S: Yes it is inductive, and also to a certain extent deductive, but in the sense of a full induction that stays close to the concrete, and of a reason which is thus extremely close to the real, and which would not try to be a reason based on innate ideas. This point is very important.

Q: This means that a poetic field  appears around the machine. It lives in a poetic field.

S: If reason is conceived as inductive, and as trying not to distance itself from the concrete and from the real, the ambience of the usage of the technical object, of its invention, remains quite close to the world, and can even become a manner of decoding the world with speeds, modes of looking, manners of comportment, that the simple body would not have permitted. Here the technical object has a prothetic, or « prosthetic » as Norbert Wiener calls it, value. To see the world from a plane or a satellite is to see it as no man has ever seen it before, just as concretely but at a greater distance and with a greater velocity. No privilege for seeing the world can be accorded to bipedalism or vision from a car in motion. Anything goes, as long as one realises that it is a question of different speeds and altitudes.

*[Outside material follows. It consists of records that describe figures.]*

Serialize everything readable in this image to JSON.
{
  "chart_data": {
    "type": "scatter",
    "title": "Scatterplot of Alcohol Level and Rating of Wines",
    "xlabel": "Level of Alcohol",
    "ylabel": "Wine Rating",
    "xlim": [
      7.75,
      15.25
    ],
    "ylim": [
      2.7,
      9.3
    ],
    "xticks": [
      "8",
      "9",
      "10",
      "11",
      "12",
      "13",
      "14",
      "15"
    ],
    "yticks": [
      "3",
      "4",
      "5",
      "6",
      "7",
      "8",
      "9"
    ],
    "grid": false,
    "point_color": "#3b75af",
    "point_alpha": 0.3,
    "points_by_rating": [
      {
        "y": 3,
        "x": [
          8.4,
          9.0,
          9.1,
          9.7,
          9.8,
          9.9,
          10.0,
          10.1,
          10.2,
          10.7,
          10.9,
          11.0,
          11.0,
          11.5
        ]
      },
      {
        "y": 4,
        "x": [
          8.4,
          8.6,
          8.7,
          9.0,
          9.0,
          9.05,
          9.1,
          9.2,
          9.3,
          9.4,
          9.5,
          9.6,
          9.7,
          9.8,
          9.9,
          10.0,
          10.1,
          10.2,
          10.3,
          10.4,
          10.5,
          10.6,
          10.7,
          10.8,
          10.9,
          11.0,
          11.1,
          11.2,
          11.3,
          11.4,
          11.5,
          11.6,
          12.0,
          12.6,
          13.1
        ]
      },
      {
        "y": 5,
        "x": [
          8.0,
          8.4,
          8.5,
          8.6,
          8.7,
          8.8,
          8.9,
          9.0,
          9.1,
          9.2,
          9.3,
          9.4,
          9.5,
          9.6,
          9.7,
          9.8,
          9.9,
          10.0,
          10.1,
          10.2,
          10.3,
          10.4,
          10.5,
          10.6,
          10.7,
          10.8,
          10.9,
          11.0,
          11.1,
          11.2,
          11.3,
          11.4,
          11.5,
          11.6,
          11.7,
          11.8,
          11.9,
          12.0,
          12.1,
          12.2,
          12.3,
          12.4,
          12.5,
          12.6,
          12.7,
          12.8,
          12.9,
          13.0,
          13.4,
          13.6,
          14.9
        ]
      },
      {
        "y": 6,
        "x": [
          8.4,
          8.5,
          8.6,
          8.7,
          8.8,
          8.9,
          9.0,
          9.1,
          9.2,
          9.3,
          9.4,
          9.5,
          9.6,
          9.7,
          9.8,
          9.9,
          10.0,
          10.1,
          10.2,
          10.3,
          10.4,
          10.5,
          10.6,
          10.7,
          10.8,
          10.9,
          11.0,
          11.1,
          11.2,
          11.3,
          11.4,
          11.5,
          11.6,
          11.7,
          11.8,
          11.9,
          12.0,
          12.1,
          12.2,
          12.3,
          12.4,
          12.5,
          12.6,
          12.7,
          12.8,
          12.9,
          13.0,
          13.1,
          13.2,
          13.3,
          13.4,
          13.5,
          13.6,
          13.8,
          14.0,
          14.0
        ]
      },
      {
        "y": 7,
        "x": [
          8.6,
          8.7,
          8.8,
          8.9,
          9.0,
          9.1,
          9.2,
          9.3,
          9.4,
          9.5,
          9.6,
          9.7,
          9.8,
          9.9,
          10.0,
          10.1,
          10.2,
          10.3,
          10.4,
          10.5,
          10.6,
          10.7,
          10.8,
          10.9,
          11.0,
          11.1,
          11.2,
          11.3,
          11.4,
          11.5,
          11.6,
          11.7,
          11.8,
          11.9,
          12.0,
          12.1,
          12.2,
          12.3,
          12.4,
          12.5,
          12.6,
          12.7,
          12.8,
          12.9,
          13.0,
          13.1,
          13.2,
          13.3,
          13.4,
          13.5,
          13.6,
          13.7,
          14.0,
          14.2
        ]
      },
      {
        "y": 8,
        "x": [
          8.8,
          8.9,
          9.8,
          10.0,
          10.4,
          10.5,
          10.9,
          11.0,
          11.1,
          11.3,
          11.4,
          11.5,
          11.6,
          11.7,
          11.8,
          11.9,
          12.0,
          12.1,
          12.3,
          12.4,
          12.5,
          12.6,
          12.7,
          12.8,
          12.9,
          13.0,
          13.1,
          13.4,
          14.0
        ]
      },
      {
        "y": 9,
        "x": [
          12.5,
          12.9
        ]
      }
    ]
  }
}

Q: Is it acceptable to compare you to Bachelard and his inductive thought, his inductive interpretation of scientific instruments and method?

S: I don’t know. Bachelard is a poet., I don’t really know his works well enough.. But I think we could just as well do a psychoanalysis of the technical object, as Bachelard has done a psychoanalysis of the elements. In particular, I think that each technical object can be treated as having an intention and an attitude. When we contemplate a TV emitter at the summit of a mountain: in itself it is just metal, a vast parabola made of unoxydisable metal with a tiny dipole in its centre. It is rigid, but it is oriented, looking into the distance it can receive from a distant emitter. For me it is more than a symbol, rather a sort of gesture or intention or power, almost magical, a contemporary magic. In this encounter between the elevated place and the key point for the transmission of hyperfrequencies, there is a sort of connaturality between the human network and the natural geography of the region. That is a poetic aspect, an aspect of signification and of encounters of signification.